Der Autoantikörper ist im Blut von Gesunden nicht nachweisbar

Kaliumkanäle sind beim Menschen an der Regulierung des Elektrolythaushalts beteiligt und damit auch an elektrischen Vorgängen in erregbarem Gewebe wie Nerven- und Muskelzellen. Menschen und Tiere, denen der Kaliumkanal KIR4.1 fehlt, haben neurologische Ausfälle, das heißt, sie können z.B. Bewegungen nicht richtig koordinieren (Ataxie). Außerdem ist bei ihnen die Bildung des Myelins, der schützenden Isolierschicht um Nervenzellen, gestört. Das Besondere an KIR4.1 ist, dass es sowohl im Zentralnervensystem (ZNS) als auch in den Nieren vorkommt. "Ähnliches trifft auch auf Aquaporin-4 (AQP4) zu", sagt Hemmer.

Die Entdeckung eines spezifischen Autoantikörpers gegen AQP4 bei Neuromyelitis optica, einer Sonderform der MS, im Jahr 2004 führte dazu, dass diese Patienten nun schneller optimal behandelt werden. "Wir hoffen, dass KIR4.1 eine ähnliche Rolle für die MS spielen wird", so der KKNMS-Experte weiter. Die Studienergebnisse sprechen dafür: Der Autoantikörper lässt sich vor allem im Blut von MS-Patienten nachweisen und nur sehr selten bei Menschen mit anderen neurologischen Erkrankungen (Antikörper nicht nachweisbar.

Autoantikörper ist biologisch aktiv

Der Kaliumkanal KIR4.1 findet sich vor allem in der Zellmembran von Gliazellen als Stützgewebe des Nervensystems, das für den Stoffwechsel im Gehirn und die Bildung der Markscheide verantwortlich sind. Die Forscher fanden heraus, dass der Autoantikörper genau dort an KIR4.1 bindet, wo das Protein aus der Zellmembran herausragt. Im Tiermodell führt der Autoantikörper zum Verlust von KIR4.1 und zur Aktivierung Komplementkaskade (Abwehrreaktion), einem Teil der Antikörperantwort. "Der Autoantikörper ist also biologisch aktiv und trägt möglicherweise zur Schädigung in der MS-Läsion bei", glaubt Hemmer.

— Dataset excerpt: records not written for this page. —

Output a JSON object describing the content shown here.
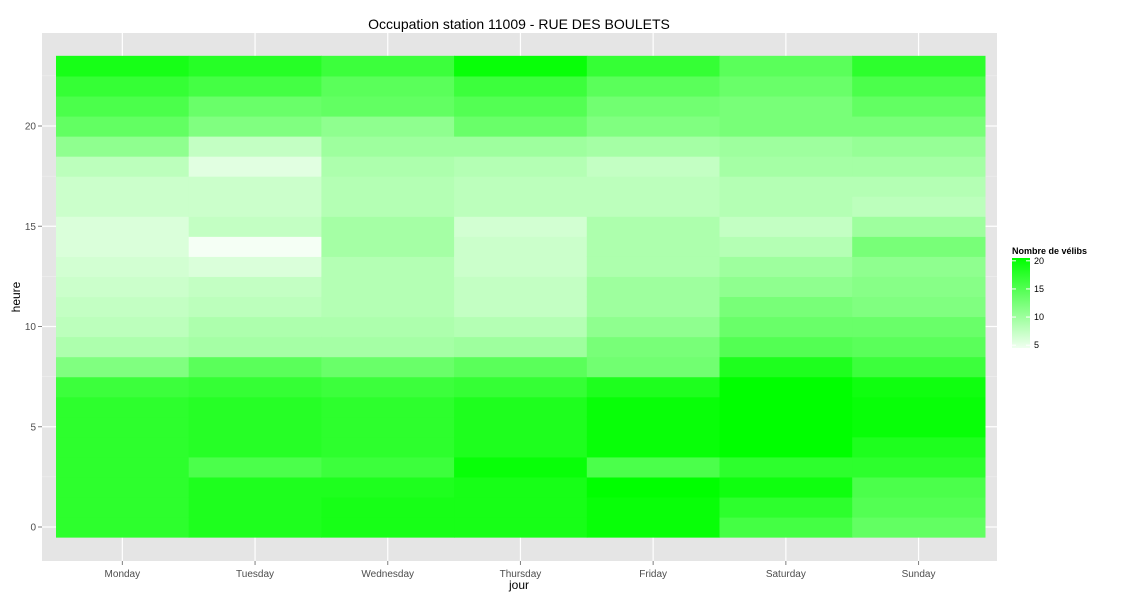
{
  "chart_data": {
    "type": "heatmap",
    "title": "Occupation station 11009 - RUE DES BOULETS",
    "xlabel": "jour",
    "ylabel": "heure",
    "categories": [
      "Monday",
      "Tuesday",
      "Wednesday",
      "Thursday",
      "Friday",
      "Saturday",
      "Sunday"
    ],
    "hours": [
      0,
      1,
      2,
      3,
      4,
      5,
      6,
      7,
      8,
      9,
      10,
      11,
      12,
      13,
      14,
      15,
      16,
      17,
      18,
      19,
      20,
      21,
      22,
      23
    ],
    "y_ticks": [
      0,
      5,
      10,
      15,
      20
    ],
    "ylim": [
      -0.5,
      23.5
    ],
    "values": [
      [
        17.5,
        17.5,
        17.5,
        17.5,
        17.5,
        17.5,
        17.5,
        16.5,
        12,
        9,
        8,
        7.5,
        7,
        6.5,
        6,
        6,
        7,
        7,
        8,
        11,
        14,
        15.5,
        17,
        19
      ],
      [
        18.5,
        18.5,
        18.5,
        15.5,
        18,
        18,
        18,
        17,
        14.5,
        9.5,
        9,
        8,
        7.5,
        6,
        4.2,
        7.5,
        7,
        7,
        5.5,
        7.5,
        12,
        13.5,
        16,
        18
      ],
      [
        19,
        19,
        18.5,
        16.5,
        17.5,
        17.5,
        17.5,
        16.5,
        13.5,
        9.5,
        9,
        8.5,
        8.5,
        8.5,
        9.5,
        9.5,
        8.5,
        8.5,
        9,
        10,
        11,
        14,
        14.5,
        16.5
      ],
      [
        19,
        19,
        19,
        20,
        18.5,
        18.5,
        18.5,
        17,
        14.5,
        10,
        8.5,
        7.5,
        7.5,
        7,
        7,
        6.5,
        8,
        8,
        8.5,
        10,
        13.5,
        15,
        16.5,
        20
      ],
      [
        20,
        20,
        21.5,
        15.5,
        20,
        20,
        20,
        18.5,
        13,
        12.5,
        11,
        10,
        10,
        9,
        9,
        9,
        8,
        8,
        7.5,
        9.5,
        12,
        13,
        14.5,
        17
      ],
      [
        16,
        17.5,
        19.5,
        17.5,
        23,
        23,
        23,
        21,
        18.5,
        15,
        13.5,
        12.5,
        11,
        10,
        8.5,
        7.5,
        8.5,
        8.5,
        9.5,
        10,
        12.5,
        12.5,
        13.5,
        14.5
      ],
      [
        14,
        15,
        15.5,
        17.5,
        18.5,
        20,
        20,
        19.5,
        16.5,
        14.5,
        13.5,
        12,
        11.5,
        11,
        12.5,
        10,
        8,
        8.5,
        9.5,
        10.5,
        12.5,
        14,
        15.5,
        17.5
      ]
    ],
    "legend": {
      "title": "Nombre de vélibs",
      "ticks": [
        "20",
        "15",
        "10",
        "5"
      ],
      "min": 3.5,
      "max": 20.5,
      "placement": "right"
    },
    "colors": {
      "low": "#ffffff",
      "high": "#00ff00",
      "panel_bg": "#e5e5e5",
      "grid_major": "#ffffff",
      "grid_minor": "#f2f2f2"
    },
    "grid": true
  }
}
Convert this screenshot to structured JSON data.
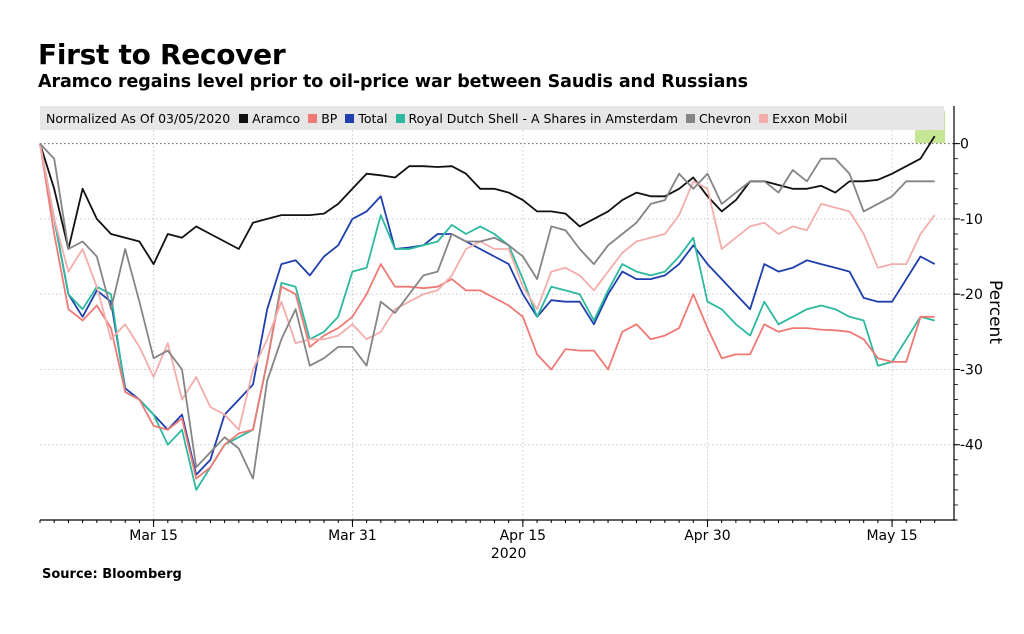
{
  "header": {
    "title": "First to Recover",
    "subtitle": "Aramco regains level prior to oil-price war between Saudis and Russians"
  },
  "footer": {
    "source": "Source: Bloomberg"
  },
  "chart_data": {
    "type": "line",
    "title": "First to Recover",
    "subtitle": "Aramco regains level prior to oil-price war between Saudis and Russians",
    "legend_note": "Normalized As Of 03/05/2020",
    "ylabel": "Percent",
    "year_label": "2020",
    "ylim": [
      -50,
      5
    ],
    "yticks": [
      0,
      -10,
      -20,
      -30,
      -40
    ],
    "xlim": [
      0,
      64.5
    ],
    "xticks": [
      {
        "label": "Mar 15",
        "x": 8
      },
      {
        "label": "Mar 31",
        "x": 22
      },
      {
        "label": "Apr 15",
        "x": 34
      },
      {
        "label": "Apr 30",
        "x": 47
      },
      {
        "label": "May 15",
        "x": 60
      }
    ],
    "colors": {
      "Aramco": "#111111",
      "BP": "#ef7a75",
      "Total": "#1f3fae",
      "Royal Dutch Shell - A Shares in Amsterdam": "#2cb9a0",
      "Chevron": "#858585",
      "Exxon Mobil": "#f3aeac"
    },
    "series": [
      {
        "name": "Aramco",
        "values": [
          0,
          -6,
          -14,
          -6,
          -10,
          -12,
          -12.5,
          -13,
          -16,
          -12,
          -12.5,
          -11,
          -12,
          -13,
          -14,
          -10.5,
          -10,
          -9.5,
          -9.5,
          -9.5,
          -9.3,
          -8,
          -6,
          -4,
          -4.2,
          -4.5,
          -3,
          -3,
          -3.1,
          -3,
          -4,
          -6,
          -6,
          -6.5,
          -7.5,
          -9,
          -9,
          -9.3,
          -11,
          -10,
          -9,
          -7.5,
          -6.5,
          -7,
          -7,
          -6,
          -4.5,
          -7,
          -9,
          -7.5,
          -5,
          -5,
          -5.5,
          -6,
          -6,
          -5.6,
          -6.5,
          -5,
          -5,
          -4.8,
          -4,
          -3,
          -2,
          1
        ]
      },
      {
        "name": "Total",
        "values": [
          0,
          -10,
          -20,
          -23,
          -19.5,
          -21,
          -32.5,
          -34,
          -36,
          -38,
          -36,
          -44,
          -42,
          -36,
          -34,
          -32,
          -22,
          -16,
          -15.5,
          -17.5,
          -15,
          -13.5,
          -10,
          -9,
          -7,
          -14,
          -13.8,
          -13.5,
          -12,
          -12,
          -13,
          -14,
          -15,
          -16,
          -20,
          -23,
          -20.8,
          -21,
          -21,
          -24,
          -20,
          -17,
          -18,
          -18,
          -17.5,
          -16,
          -13.5,
          -16,
          -18,
          -20,
          -22,
          -16,
          -17,
          -16.5,
          -15.5,
          -16,
          -16.5,
          -17,
          -20.5,
          -21,
          -21,
          -18,
          -15,
          -16
        ]
      },
      {
        "name": "Royal Dutch Shell - A Shares in Amsterdam",
        "values": [
          0,
          -10,
          -20,
          -22,
          -19,
          -20,
          -33,
          -34,
          -36,
          -40,
          -38,
          -46,
          -43,
          -40,
          -39,
          -38,
          -29,
          -18.5,
          -19,
          -26,
          -25,
          -23,
          -17,
          -16.5,
          -9.5,
          -14,
          -14,
          -13.5,
          -13,
          -10.8,
          -12,
          -11,
          -12,
          -13.5,
          -18,
          -23,
          -19,
          -19.5,
          -20,
          -23.5,
          -19.5,
          -16,
          -17,
          -17.5,
          -17,
          -15,
          -12.5,
          -21,
          -22,
          -24,
          -25.5,
          -21,
          -24,
          -23,
          -22,
          -21.5,
          -22,
          -23,
          -23.5,
          -29.5,
          -29,
          -26,
          -23,
          -23.5
        ]
      },
      {
        "name": "BP",
        "values": [
          0,
          -12,
          -22,
          -23.5,
          -21.5,
          -24.5,
          -33,
          -34,
          -37.5,
          -38,
          -36.5,
          -44.5,
          -43,
          -40,
          -38.5,
          -38,
          -29,
          -19,
          -20,
          -27,
          -25.5,
          -24.5,
          -23,
          -20,
          -16,
          -19,
          -19,
          -19.2,
          -19,
          -18,
          -19.5,
          -19.5,
          -20.5,
          -21.5,
          -23,
          -28,
          -30,
          -27.3,
          -27.5,
          -27.5,
          -30,
          -25,
          -24,
          -26,
          -25.5,
          -24.5,
          -20,
          -24.5,
          -28.5,
          -28,
          -28,
          -24,
          -25,
          -24.5,
          -24.5,
          -24.7,
          -24.8,
          -25,
          -26,
          -28.5,
          -29,
          -29,
          -23,
          -23
        ]
      },
      {
        "name": "Exxon Mobil",
        "values": [
          0,
          -10,
          -17,
          -14,
          -19,
          -26,
          -24,
          -27,
          -31,
          -26.5,
          -34,
          -31,
          -35,
          -36,
          -38,
          -30,
          -26,
          -21,
          -26.5,
          -26,
          -26,
          -25.5,
          -24,
          -26,
          -25,
          -22,
          -21,
          -20,
          -19.5,
          -17.5,
          -14,
          -13,
          -14,
          -14,
          -19,
          -22,
          -17,
          -16.5,
          -17.5,
          -19.5,
          -17,
          -14.5,
          -13,
          -12.5,
          -12,
          -9.5,
          -5,
          -6,
          -14,
          -12.5,
          -11,
          -10.5,
          -12,
          -11,
          -11.5,
          -8,
          -8.5,
          -9,
          -12,
          -16.5,
          -16,
          -16,
          -12,
          -9.5
        ]
      },
      {
        "name": "Chevron",
        "values": [
          0,
          -2,
          -14,
          -13,
          -15,
          -22,
          -14,
          -21,
          -28.5,
          -27.5,
          -30,
          -43,
          -41,
          -39,
          -40.5,
          -44.5,
          -31.5,
          -26,
          -22,
          -29.5,
          -28.5,
          -27,
          -27,
          -29.5,
          -21,
          -22.5,
          -20,
          -17.5,
          -17,
          -12,
          -13,
          -13,
          -12.5,
          -13.5,
          -15,
          -18,
          -11,
          -11.5,
          -14,
          -16,
          -13.5,
          -12,
          -10.5,
          -8,
          -7.5,
          -4,
          -6,
          -4,
          -8,
          -6.5,
          -5,
          -5,
          -6.5,
          -3.5,
          -5,
          -2,
          -2,
          -4,
          -9,
          -8,
          -7,
          -5,
          -5,
          -5
        ]
      }
    ]
  }
}
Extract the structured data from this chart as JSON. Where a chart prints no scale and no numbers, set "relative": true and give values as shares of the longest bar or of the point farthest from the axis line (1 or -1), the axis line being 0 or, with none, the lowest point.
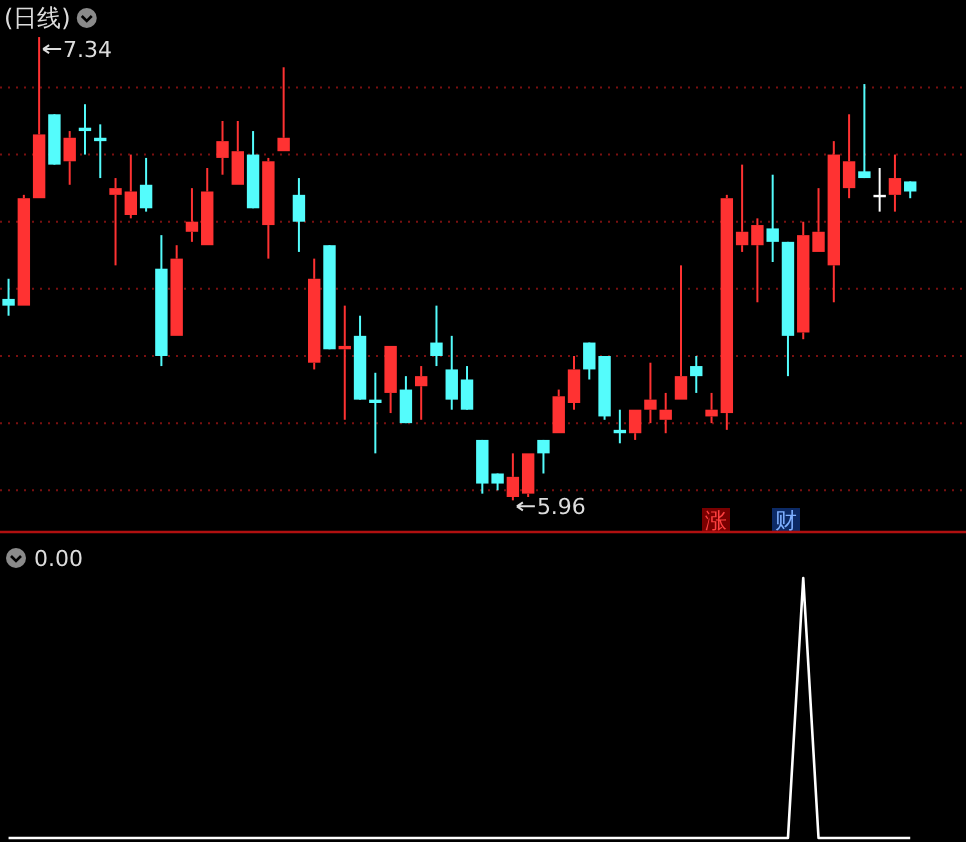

Chance auf Verbesserung der MS-Diagnostik

In bereits eingeleiteten KKNMS-Folgestudien hoffen die Neurologen nun, herauszufinden, welche Bedeutung der Autoantikörper für die Entstehung der MS hat. "Darüber hinaus könnte der Autoantikörper zur Verbesserung der MS-Diagnostik beitragen und uns bei der Abgrenzung zu anderen neurologischen Erkrankungen unterstützen", meint Hemmer abschließend. Auch dies wird Gegenstand weiterer Studien sein, um den Marker zukünftig auch in der Routinediagnostik nutzen zu können.

Die Studie wurde im Rahmen des KKNMS (Forschungsverbund CONTROLMS) vom Bundesministerium für Bildung und Forschung gefördert. Der vollständige Forschungsbericht ist unter dem Titel "Potassium channel KIR4.1 as an immune target in multiple sclerosis" im New England Journal of Medicine erschienen (DOI 10.1056/NEJMoa1110740).